Currently I’m doing this way:

(:require
  [clojure.xml :as xml])

(defn decode-xml-response [response-body]
  (let [xml-response (xml/parse
                      (ByteArrayInputStream. (.getBytes response-body)))]
    (first (:content (last (:content (last (:content xml-response))))))))

Then I call decode-xml-response passing the XML string. It works as I wish, but I wonder if there is a more elegant/idiomatic way to get what is inside the content tag from the top of the question.

1 Like

You might consider using zippers. There is an example on Stackoverflow here.

Hello!

What library are you using?

I’m asking because the import for org.clojure/data.xml is

(require '[clojure.data.xml])

Teodor

I gave it a shot using org.clojure/data.xml. Strategy: try to make it simple to step down one level. I’d do that by asking for the first tag of a given type.

(ns th.scratch.usexml
  (:require [clojure.java.io :as io]
            [clojure.data.xml :as xml]))

(def sample-resource-path
  "th/scratch/usexml/sample-1.xml")

(defn load-xml-resource [resource-path]
  (-> resource-path
      io/resource
      io/reader
      xml/parse))

(defn first-child-of [xml tag]
  (->> xml
       :content
       (filter (fn [item]
                 (= tag (:tag item))))
       first))

(def xml-ns "xmlns.http%3A%2F%2Fwww.w3.org%2F2005%2FAtom")

(defn qualify [kw]
  (keyword xml-ns (name kw)))

(qualify :feed)
;; => :xmlns.http%3A%2F%2Fwww.w3.org%2F2005%2FAtom/feed

(-> (load-xml-resource sample-resource-path)
    (first-child-of (qualify :entry))
    (first-child-of (qualify :content))
    :content
    first)
;; => "<div id=label>Meta:</div><div id=rate><div id=ratevalue>6</div><div=ratedate>31/07/2019</div></div><div id=label>Diária:</div><div id=dailyrate><div id=dailyratevalue>5,9</div><div id=dailyratedate>06/09/2019</div></div>"

Was this something akin to what you were looking for?

Teodor

2 Likes

Hello! Well, that’s just how I saw in Clojure docs about XML. I’m using Clojure 1.10.0.

In this REPL also works.

Very clever @teodorlu! Even though I marked @xfthhxk as the solution because I tested it first, your solution works perfectly as well.

Thank you!

I like to use Jsoup for this kind of thing. Here’s how I’d do it for your example. Because there’s only one <content> tag you can jump straight to it instead of navigating the whole structure.

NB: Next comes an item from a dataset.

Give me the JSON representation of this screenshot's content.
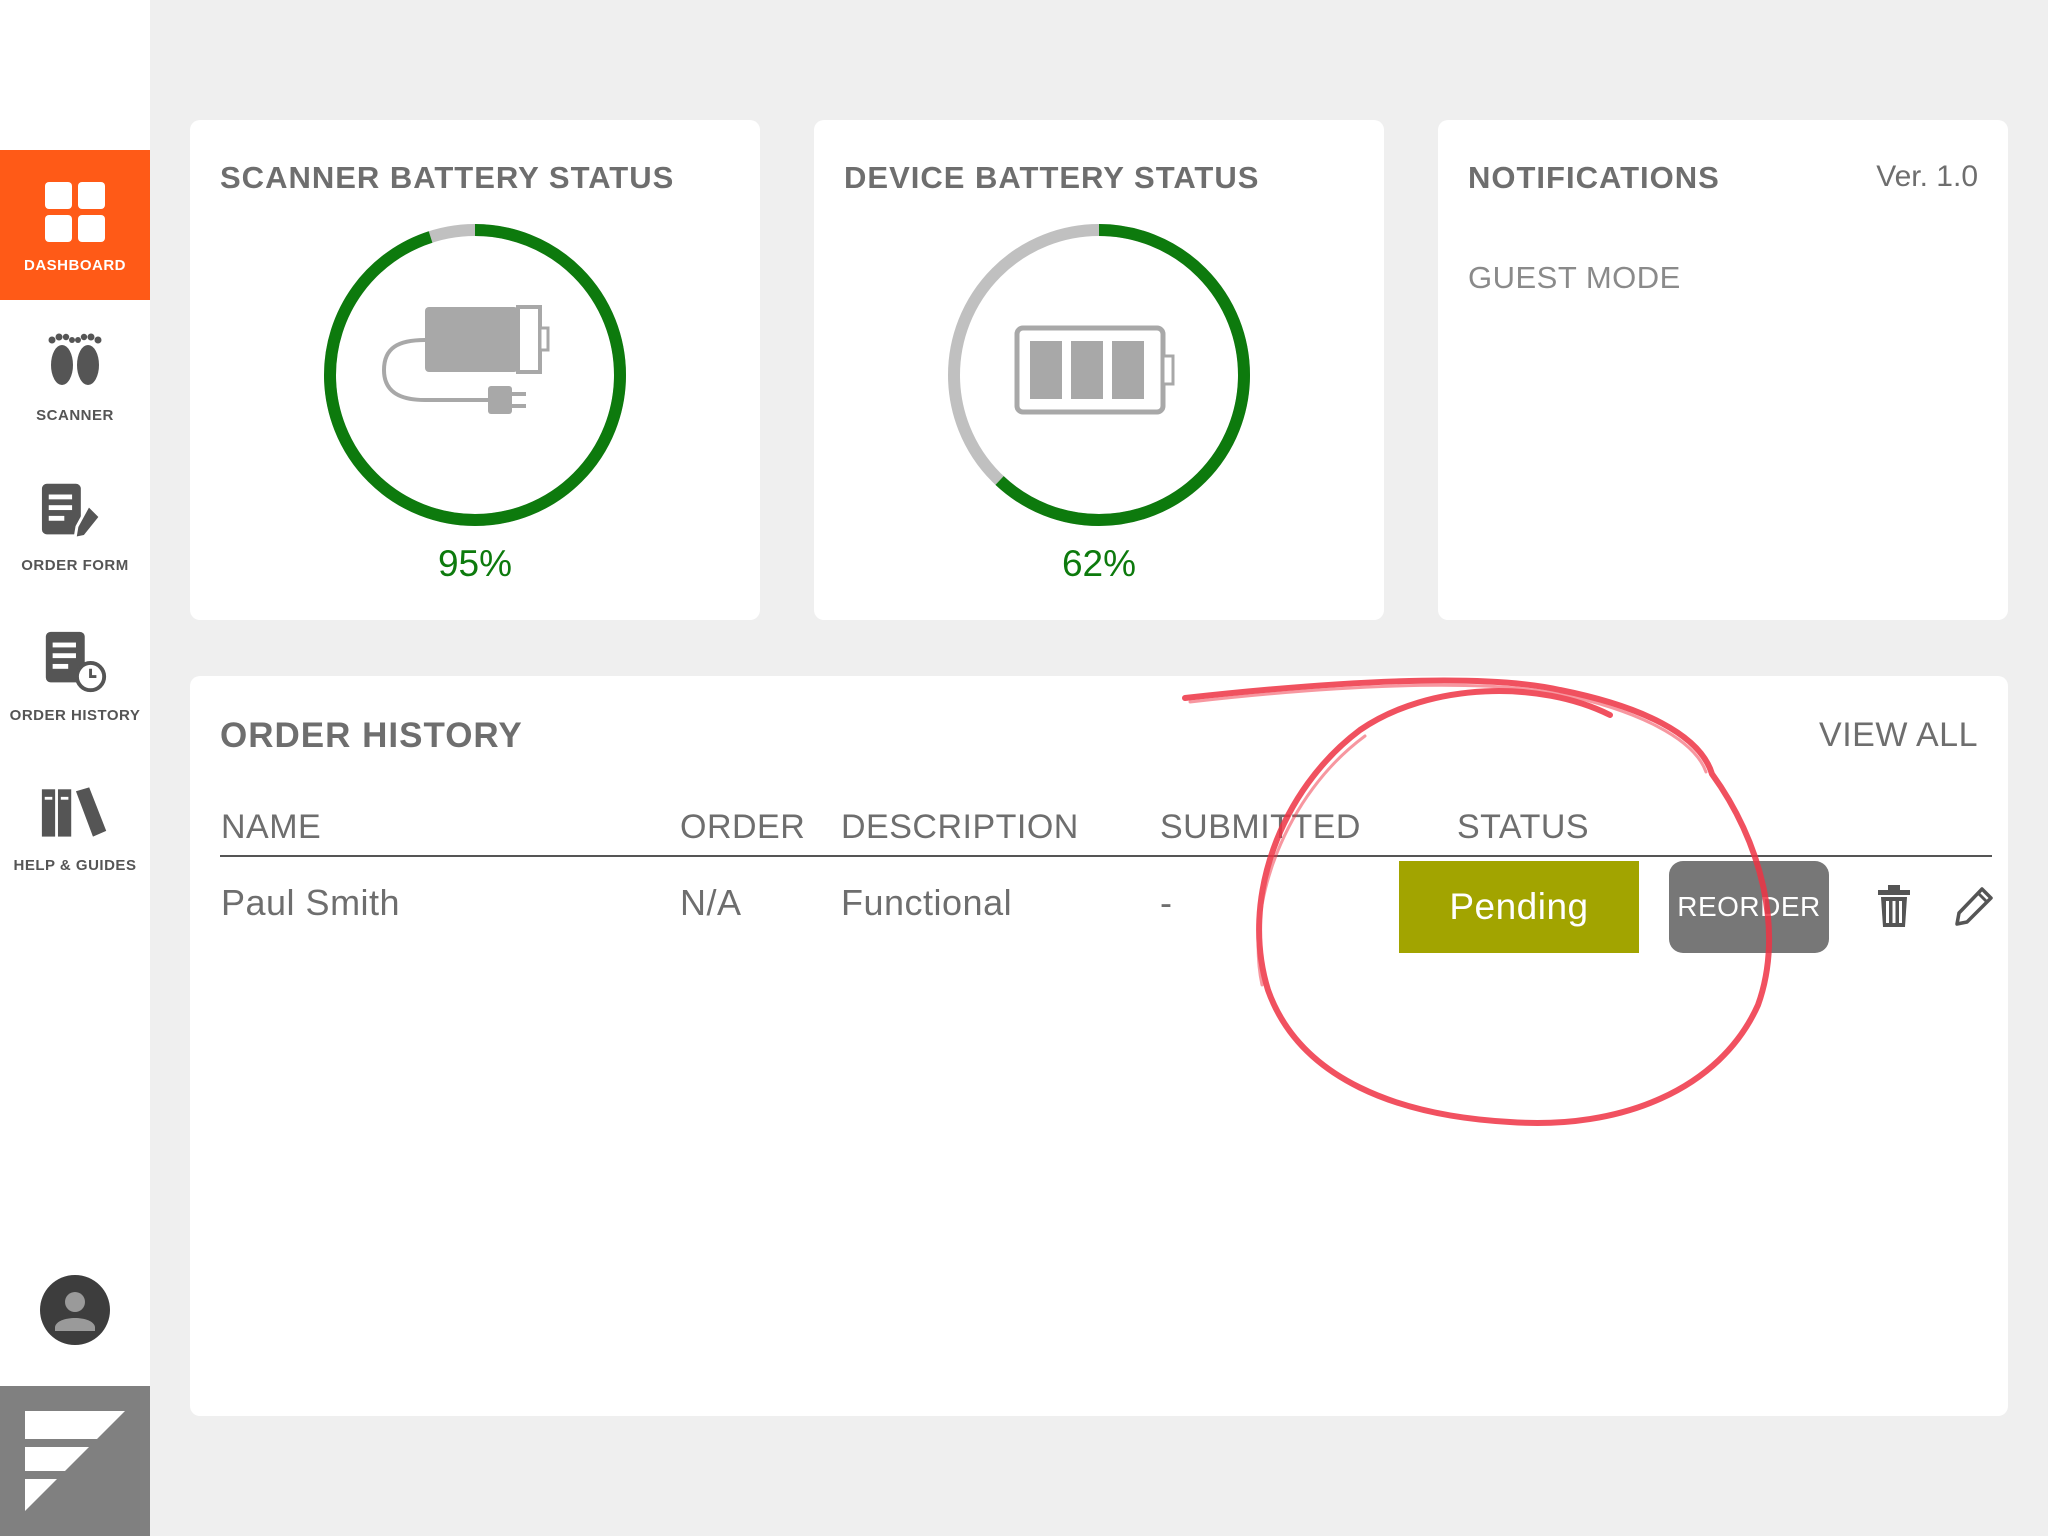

In project.clj add [org.jsoup/jsoup "1.11.3"] to dependencies.

In src file:

(ns my-project.xml-parse
  (:import [org.jsoup Jsoup]))

(defn decode-xml-response-v2
  [xml-string]
  (-> (Jsoup/parse xml-string)
      (.select "content")
      (.text)))

(comment
  (decode-xml-response-v2 example-xml-string))
  ; => "<div id=label>Meta:</div><div id=rate><div id=ratevalue>6</div><div=ratedate>31/07/2019</div></div><div id=label>Diária:</div><div id=dailyrate><div id=dailyratevalue>5,9</div><div id=dailyratedate>06/09/2019</div></div>""<div id=label>Meta:</div><div id=rate><div id=ratevalue>6</div><div=ratedate>31/07/2019</div></div><div id=label>Diária:</div><div id=dailyrate><div id=dailyratevalue>5,9</div><div id=dailyratedate>06/09/2019</div></div>"

I think the intended use case of Jsoup is html, but it works for xml too. I like it because the syntax is very similar to css selector syntax which I’m already familiar with from web development.

More jsoup examples here (not my article).
https://paultopia.github.io/posts-output/jsoup-is-awesome/

1 Like

This topic was automatically closed 182 days after the last reply. New replies are no longer allowed.